How to configure memory limits for the OpenTelemetry Collector¶
The opentelemetry-collector charm applies a memory limiter processor to every pipeline. This processor monitors the collector’s Go heap usage and begins refusing data when memory consumption crosses configurable thresholds:
Soft limit (80% of the hard limit): the processor starts refusing data so that receivers propagate backpressure to their data sources.
Hard limit: the processor additionally forces garbage collection.
The memory_limit_percentage Juju config option sets the hard limit as a percentage of total available memory. The soft limit is always 80% of that value. A value of 0 disables the limiter.
User input (%) |
Hard limit (% of total) |
Soft limit (% of total) |
|---|---|---|
0 |
0 (disabled) |
0 |
50 |
50 |
40 |
100 (default) |
100 |
80 |
Values outside [0, 100] or non-integer strings are rejected: the charm enters BlockedStatus and the Opentelemetry Collector workload process continues operations with the fallback value of 100%.
Warning
The memory limiter processor is not a replacement for properly sizing the host or container where the collector runs.
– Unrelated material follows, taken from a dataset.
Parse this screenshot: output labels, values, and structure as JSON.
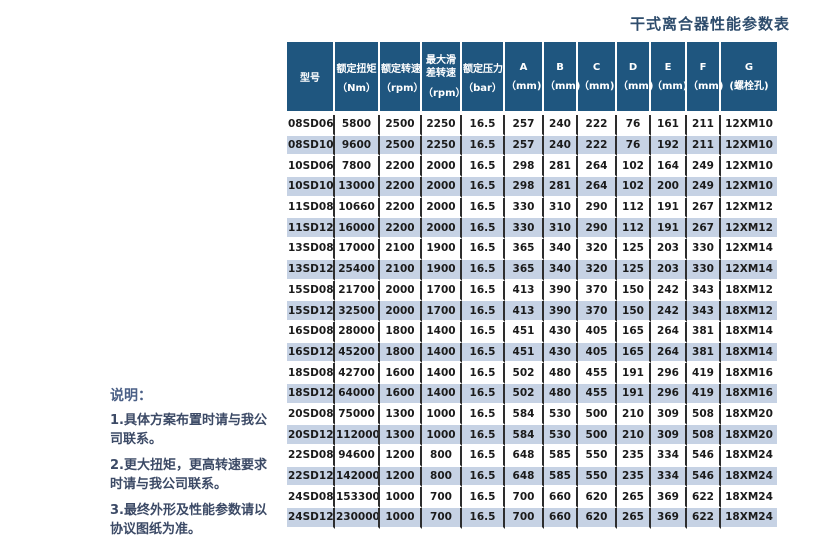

If the collector consistently operates near its memory limit, the correct response is to add resources or scale out; not to raise the limit further.
Identify when the collector is memory-limited¶
The memory limiter reports its activity through logs and metrics.
Check current Go heap usage¶
juju ssh <unit> "curl -s http://localhost:8888/metrics" | grep 'go_memstats_alloc_bytes{'
This returns the current Go heap allocation in bytes; the same value the memory limiter monitors (runtime.MemStats.Alloc). Compare it to the configured limits:
juju ssh <unit> "cat /etc/otelcol/config.d/<unit_name>.yaml" | yq '.processors.memory_limiter'
Note
The memory limiter checks heap usage every second, but Prometheus scrapes go_memstats_alloc_bytes much less frequently (typically every minute). Go heap can spike between scrapes, trigger the limiter, and be garbage-collected before the next scrape. A low go_memstats_alloc_bytes value does not mean the limiter has not been triggered; check the otelcol_processor_refused_* counters and collector logs instead.
Check for refused telemetry¶
When the soft limit is exceeded the processor increments otelcol_processor_refused_* counters:
juju ssh <unit> "curl -s http://localhost:8888/metrics" | grep 'otelcol_processor_refused'
Key metrics to watch:
Metric |
Meaning |
|---|---|
|
Metric data points refused by the memory limiter |
|
Log records refused |
|
Trace spans refused |
Non-zero values confirm the collector is actively dropping telemetry due to memory pressure.
Note
otelcol_exporter_send_failed_* and otelcol_receiver_refused_* are not memory-limiter metrics. Those track exporter network errors and receiver-level rejections respectively.
Check collector logs¶
The collector logs when the limiter activates. Filter for memory-related messages:
juju ssh <unit> "tail -f /var/snap/opentelemetry-collector/common/otelcol.log" | grep -i "memory usage"
Messages to look for, in order of escalation:
Soft limit reached; the processor starts refusing incoming data:
warn memorylimiter Memory usage is above soft limit. Refusing data. {"cur_mem_mib": 8}Hard limit reached; the processor forces garbage collection:
warn memorylimiter Memory usage is above hard limit. Forcing a GC. {"cur_mem_mib": 12}Post-GC report; heap usage after garbage collection:
info memorylimiter Memory usage after GC. {"cur_mem_mib": 11}Upstream receivers refuse telemetry and propagate backpressure to their data sources:
error adapter/receiver.go ConsumeLogs() failed {"error": "data refused due to high memory usage"}
Configure the memory limit¶
Set the hard limit as a percentage of total available memory:
juju config <app> memory_limit_percentage=50
This sets the hard limit to 50% of total memory and the soft limit to 40% (80% of 50%).
To restore the default (hard limit at 100% of total memory):
juju config <app> --reset memory_limit_percentage
To disable the memory limiter entirely:
juju config <app> memory_limit_percentage=0
Verify the new configuration¶
After changing the config, confirm the updated limits:
juju ssh <unit> "cat /etc/otelcol/config.d/<unit_name>.yaml" | yq '.processors.memory_limiter'
Expected output for memory_limit_percentage=50 on a host with 500 MiB total memory:
check_interval: 1s
limit_mib: 250
spike_limit_mib: 50
Explanation: 500 MiB × 50% = 250 limit_mib; 250 × 20% = 50 spike_limit_mib. The soft limit is limit_mib - spike_limit_mib (i.e. 200 MiB).
How total memory is determined¶
The charm reads the cgroup memory limit from /sys/fs/cgroup/memory.max. If the file is absent or contains max (no cgroup limit), the total physical memory of the machine is used instead.
juju ssh <unit> "cat /sys/fs/cgroup/memory.max"
Override the default memory limiter¶
If you require more control over the configuration of the memory_limiter, the charm’s processors config option allows you to define custom processors, applied to all pipelines in YAML format. For example, define an override.yaml to change the check_interval to 10 seconds:
memory_limiter:
check_interval: 10s
limit_mib: 250
spike_limit_mib: 50
and apply it with:
juju config <app> processors=@override.yaml
Note
If you define a custom memory_limiter processor, the default one will be replaced. Make sure to configure it with appropriate limits to avoid OOM kills.